Гарри оставил свои вещи на дощатом настиле рядом с душем, достал бритву, вставил в нее последнее лезвие и вошел. Стены были брезентовые и не особенно чистые, а пол был составлен из грузовых поддонов, скользких от слизи и мха. Хотя было почти темно, он видел, как блестит хромированная душевая насадка. Держа мыло и бритву в руке, он потянул за цепочку. На него обрушился настоящий водопад, настолько горячий, что кожа покраснела. Даже в модных отелях не всегда бывает хороший напор и достаточное количество горячей воды. Но не здесь. С полминуты он просто позволял воде литься на себя. Вокруг все заволокло паром, и в первый раз за последние несколько недель ему стало по-настоящему жарко. Он принялся лихорадочно орудовать мылом, покрывая себя пеной и смывая ее, словно был совсем запущенным и грязным, как и было на самом деле.

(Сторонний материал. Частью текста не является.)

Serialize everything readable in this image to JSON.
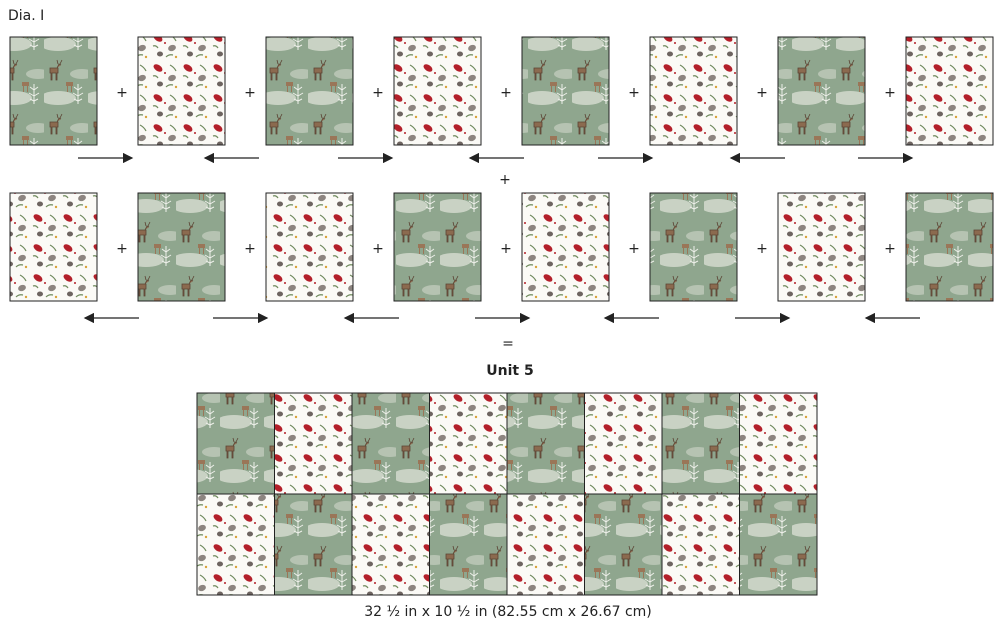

Не тратя ни секунды, чтобы смыть с себя мыло, он предоставил воде справиться с этим самостоятельно, тем временем натирая оставшимся обмылком недельную щетину, пока его лицо не покрылось белой пеной в дюйм толщиной. Новое лезвие, нагревшись под струей горячей воды, было гибким и острым, и к тому мгновению, когда Гарри оказался чисто выбрит, в запасе у него должно было остаться около четырех минут. Он подставил лицо под струи и медленно поворачивался, чтобы вода покрывала его везде. Никогда еще вода не доставляла ему такого наслаждения.
Когда поток иссяк, он вытерся, бросил тонкое полотенце в мешок, взял одежду и карабин и, пошатываясь, пошел к следующей палатке, в которой мужчин, выстроенных в несколько шеренг, «окуривали» ДДТ. На следующем этапе они одевались, расчесывали волосы и рассматривали новых себя в затуманенных металлических зеркалах, закрепленных на брезентовых стенах палатки.

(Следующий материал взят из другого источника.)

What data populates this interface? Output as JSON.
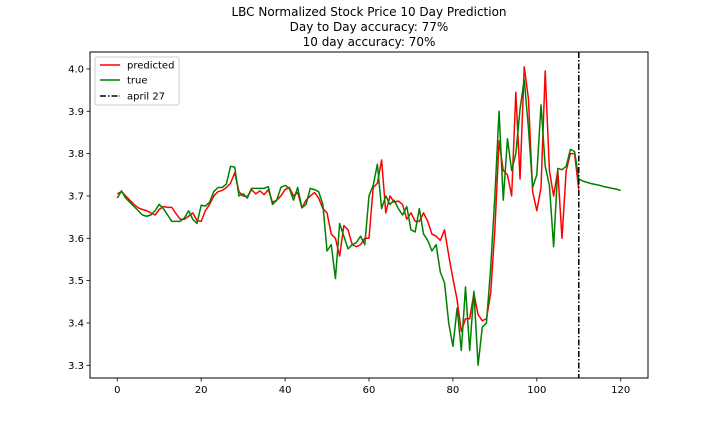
{
  "chart_data": {
    "type": "line",
    "title": "LBC Normalized Stock Price 10 Day Prediction",
    "subtitle_lines": [
      "Day to Day accuracy: 77%",
      "10 day accuracy: 70%"
    ],
    "xlabel": "",
    "ylabel": "",
    "xlim": [
      -6.5,
      126.5
    ],
    "ylim": [
      3.27,
      4.04
    ],
    "x_ticks": [
      0,
      20,
      40,
      60,
      80,
      100,
      120
    ],
    "y_ticks": [
      3.3,
      3.4,
      3.5,
      3.6,
      3.7,
      3.8,
      3.9,
      4.0
    ],
    "legend_placement": "top-left",
    "grid": false,
    "vline": {
      "x": 110,
      "label": "april 27",
      "color": "#000000"
    },
    "series": [
      {
        "name": "predicted",
        "color": "#ff0000",
        "points": [
          [
            0,
            3.705
          ],
          [
            1,
            3.71
          ],
          [
            2,
            3.7
          ],
          [
            3,
            3.69
          ],
          [
            4,
            3.68
          ],
          [
            5,
            3.672
          ],
          [
            6,
            3.668
          ],
          [
            7,
            3.665
          ],
          [
            8,
            3.66
          ],
          [
            9,
            3.655
          ],
          [
            10,
            3.668
          ],
          [
            11,
            3.675
          ],
          [
            12,
            3.673
          ],
          [
            13,
            3.673
          ],
          [
            14,
            3.658
          ],
          [
            15,
            3.645
          ],
          [
            16,
            3.645
          ],
          [
            17,
            3.652
          ],
          [
            18,
            3.66
          ],
          [
            19,
            3.642
          ],
          [
            20,
            3.64
          ],
          [
            21,
            3.665
          ],
          [
            22,
            3.68
          ],
          [
            23,
            3.7
          ],
          [
            24,
            3.71
          ],
          [
            25,
            3.713
          ],
          [
            26,
            3.72
          ],
          [
            27,
            3.73
          ],
          [
            28,
            3.755
          ],
          [
            29,
            3.71
          ],
          [
            30,
            3.7
          ],
          [
            31,
            3.698
          ],
          [
            32,
            3.715
          ],
          [
            33,
            3.705
          ],
          [
            34,
            3.712
          ],
          [
            35,
            3.703
          ],
          [
            36,
            3.715
          ],
          [
            37,
            3.685
          ],
          [
            38,
            3.69
          ],
          [
            39,
            3.7
          ],
          [
            40,
            3.715
          ],
          [
            41,
            3.72
          ],
          [
            42,
            3.7
          ],
          [
            43,
            3.708
          ],
          [
            44,
            3.672
          ],
          [
            45,
            3.69
          ],
          [
            46,
            3.7
          ],
          [
            47,
            3.708
          ],
          [
            48,
            3.695
          ],
          [
            49,
            3.67
          ],
          [
            50,
            3.66
          ],
          [
            51,
            3.61
          ],
          [
            52,
            3.6
          ],
          [
            53,
            3.558
          ],
          [
            54,
            3.63
          ],
          [
            55,
            3.62
          ],
          [
            56,
            3.585
          ],
          [
            57,
            3.58
          ],
          [
            58,
            3.585
          ],
          [
            59,
            3.6
          ],
          [
            60,
            3.6
          ],
          [
            61,
            3.72
          ],
          [
            62,
            3.73
          ],
          [
            63,
            3.785
          ],
          [
            64,
            3.66
          ],
          [
            65,
            3.7
          ],
          [
            66,
            3.685
          ],
          [
            67,
            3.688
          ],
          [
            68,
            3.68
          ],
          [
            69,
            3.645
          ],
          [
            70,
            3.66
          ],
          [
            71,
            3.64
          ],
          [
            72,
            3.64
          ],
          [
            73,
            3.66
          ],
          [
            74,
            3.64
          ],
          [
            75,
            3.61
          ],
          [
            76,
            3.605
          ],
          [
            77,
            3.595
          ],
          [
            78,
            3.62
          ],
          [
            79,
            3.56
          ],
          [
            80,
            3.505
          ],
          [
            81,
            3.455
          ],
          [
            82,
            3.38
          ],
          [
            83,
            3.41
          ],
          [
            84,
            3.41
          ],
          [
            85,
            3.47
          ],
          [
            86,
            3.42
          ],
          [
            87,
            3.405
          ],
          [
            88,
            3.41
          ],
          [
            89,
            3.47
          ],
          [
            90,
            3.62
          ],
          [
            91,
            3.83
          ],
          [
            92,
            3.76
          ],
          [
            93,
            3.75
          ],
          [
            94,
            3.7
          ],
          [
            95,
            3.945
          ],
          [
            96,
            3.74
          ],
          [
            97,
            4.005
          ],
          [
            98,
            3.93
          ],
          [
            99,
            3.71
          ],
          [
            100,
            3.665
          ],
          [
            101,
            3.72
          ],
          [
            102,
            3.995
          ],
          [
            103,
            3.76
          ],
          [
            104,
            3.7
          ],
          [
            105,
            3.76
          ],
          [
            106,
            3.6
          ],
          [
            107,
            3.76
          ],
          [
            108,
            3.8
          ],
          [
            109,
            3.8
          ],
          [
            110,
            3.715
          ]
        ]
      },
      {
        "name": "true",
        "color": "#008000",
        "points": [
          [
            0,
            3.695
          ],
          [
            1,
            3.712
          ],
          [
            2,
            3.695
          ],
          [
            3,
            3.685
          ],
          [
            4,
            3.675
          ],
          [
            5,
            3.665
          ],
          [
            6,
            3.655
          ],
          [
            7,
            3.652
          ],
          [
            8,
            3.655
          ],
          [
            9,
            3.665
          ],
          [
            10,
            3.68
          ],
          [
            11,
            3.67
          ],
          [
            12,
            3.655
          ],
          [
            13,
            3.64
          ],
          [
            14,
            3.64
          ],
          [
            15,
            3.64
          ],
          [
            16,
            3.648
          ],
          [
            17,
            3.665
          ],
          [
            18,
            3.645
          ],
          [
            19,
            3.635
          ],
          [
            20,
            3.678
          ],
          [
            21,
            3.676
          ],
          [
            22,
            3.685
          ],
          [
            23,
            3.71
          ],
          [
            24,
            3.72
          ],
          [
            25,
            3.72
          ],
          [
            26,
            3.728
          ],
          [
            27,
            3.77
          ],
          [
            28,
            3.768
          ],
          [
            29,
            3.7
          ],
          [
            30,
            3.705
          ],
          [
            31,
            3.695
          ],
          [
            32,
            3.718
          ],
          [
            33,
            3.718
          ],
          [
            34,
            3.718
          ],
          [
            35,
            3.718
          ],
          [
            36,
            3.722
          ],
          [
            37,
            3.68
          ],
          [
            38,
            3.69
          ],
          [
            39,
            3.72
          ],
          [
            40,
            3.725
          ],
          [
            41,
            3.718
          ],
          [
            42,
            3.69
          ],
          [
            43,
            3.72
          ],
          [
            44,
            3.672
          ],
          [
            45,
            3.68
          ],
          [
            46,
            3.718
          ],
          [
            47,
            3.715
          ],
          [
            48,
            3.71
          ],
          [
            49,
            3.68
          ],
          [
            50,
            3.57
          ],
          [
            51,
            3.585
          ],
          [
            52,
            3.505
          ],
          [
            53,
            3.635
          ],
          [
            54,
            3.605
          ],
          [
            55,
            3.575
          ],
          [
            56,
            3.585
          ],
          [
            57,
            3.59
          ],
          [
            58,
            3.605
          ],
          [
            59,
            3.585
          ],
          [
            60,
            3.7
          ],
          [
            61,
            3.725
          ],
          [
            62,
            3.775
          ],
          [
            63,
            3.67
          ],
          [
            64,
            3.7
          ],
          [
            65,
            3.68
          ],
          [
            66,
            3.69
          ],
          [
            67,
            3.67
          ],
          [
            68,
            3.655
          ],
          [
            69,
            3.675
          ],
          [
            70,
            3.62
          ],
          [
            71,
            3.615
          ],
          [
            72,
            3.67
          ],
          [
            73,
            3.61
          ],
          [
            74,
            3.595
          ],
          [
            75,
            3.57
          ],
          [
            76,
            3.585
          ],
          [
            77,
            3.52
          ],
          [
            78,
            3.495
          ],
          [
            79,
            3.4
          ],
          [
            80,
            3.345
          ],
          [
            81,
            3.435
          ],
          [
            82,
            3.335
          ],
          [
            83,
            3.485
          ],
          [
            84,
            3.335
          ],
          [
            85,
            3.475
          ],
          [
            86,
            3.3
          ],
          [
            87,
            3.39
          ],
          [
            88,
            3.4
          ],
          [
            89,
            3.53
          ],
          [
            90,
            3.7
          ],
          [
            91,
            3.9
          ],
          [
            92,
            3.69
          ],
          [
            93,
            3.835
          ],
          [
            94,
            3.76
          ],
          [
            95,
            3.8
          ],
          [
            96,
            3.905
          ],
          [
            97,
            3.975
          ],
          [
            98,
            3.86
          ],
          [
            99,
            3.72
          ],
          [
            100,
            3.75
          ],
          [
            101,
            3.915
          ],
          [
            102,
            3.77
          ],
          [
            103,
            3.725
          ],
          [
            104,
            3.58
          ],
          [
            105,
            3.765
          ],
          [
            106,
            3.762
          ],
          [
            107,
            3.77
          ],
          [
            108,
            3.81
          ],
          [
            109,
            3.805
          ],
          [
            110,
            3.74
          ],
          [
            111,
            3.735
          ],
          [
            112,
            3.732
          ],
          [
            113,
            3.729
          ],
          [
            114,
            3.727
          ],
          [
            115,
            3.725
          ],
          [
            116,
            3.722
          ],
          [
            117,
            3.72
          ],
          [
            118,
            3.718
          ],
          [
            119,
            3.716
          ],
          [
            120,
            3.713
          ]
        ]
      }
    ]
  }
}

Полностью одетые и снова вооруженные, они вышли на улицу и подождали под снегопадом, прежде чем усесться за стол в одной из огромных палаток-столовых. Всем было так жарко, что никто не надел ни каски, ни подшлемника, и за время ожидания волосы у них замерзли и макушки присыпало снегом. В столовой палатке они взяли подносы и пошли от прилавка к прилавку, ставя на них тарелки с едой. В конце концов Гарри обнаружил себя сидящим на скамейке за длинным столом со свободными местами по обе стороны. У него были нож, вилка, ложка, бумажная салфетка и алюминиевый поднос, на котором находились: фунт тушеного мяса, груда жареного картофеля, кукуруза и большой кусок испеченного снабженцами шоколадного торта без глазури. Большая чашка была наполнена очень сладким горячим чаем. Свет, проникавший через высокий потолок палатки, имел серебристый оттенок из-за собравшегося на брезенте снега, который в некоторых местах таял и капал вниз. Снаружи слышалось шипение газовых горелок, что могло бы считаться устойчивой тишиной, если бы немецкая артиллерия время о времени не напоминала о себе страшным грохотом. Во время еды солдаты, которых в палатке Гарри было около сотни, едва ли это замечали. Они были вымыты и согреты, в чистом белье, они ели настоящую пищу. Этого было достаточно.
Вряд ли было произнесено хотя бы одно слово, но откуда-то из-за спины до Гарри донеслась фраза, похожая на слабое эхо от сводчатой крыши оживленного железнодорожного вокзала: «Это около Атланты». И еще во время еды выкликали имя того, кто забыл в душе свою «собачью бирку» [145] . Все это напоминало монастырскую трапезу, пока вошедший капитан не постучал алюминиевой кружкой по опорному шесту палатки, словно желая остановить несуществующий шум, и не произнес речь, которую произносил уже много раз до того и которую ему еще предстояло произносить снова и снова.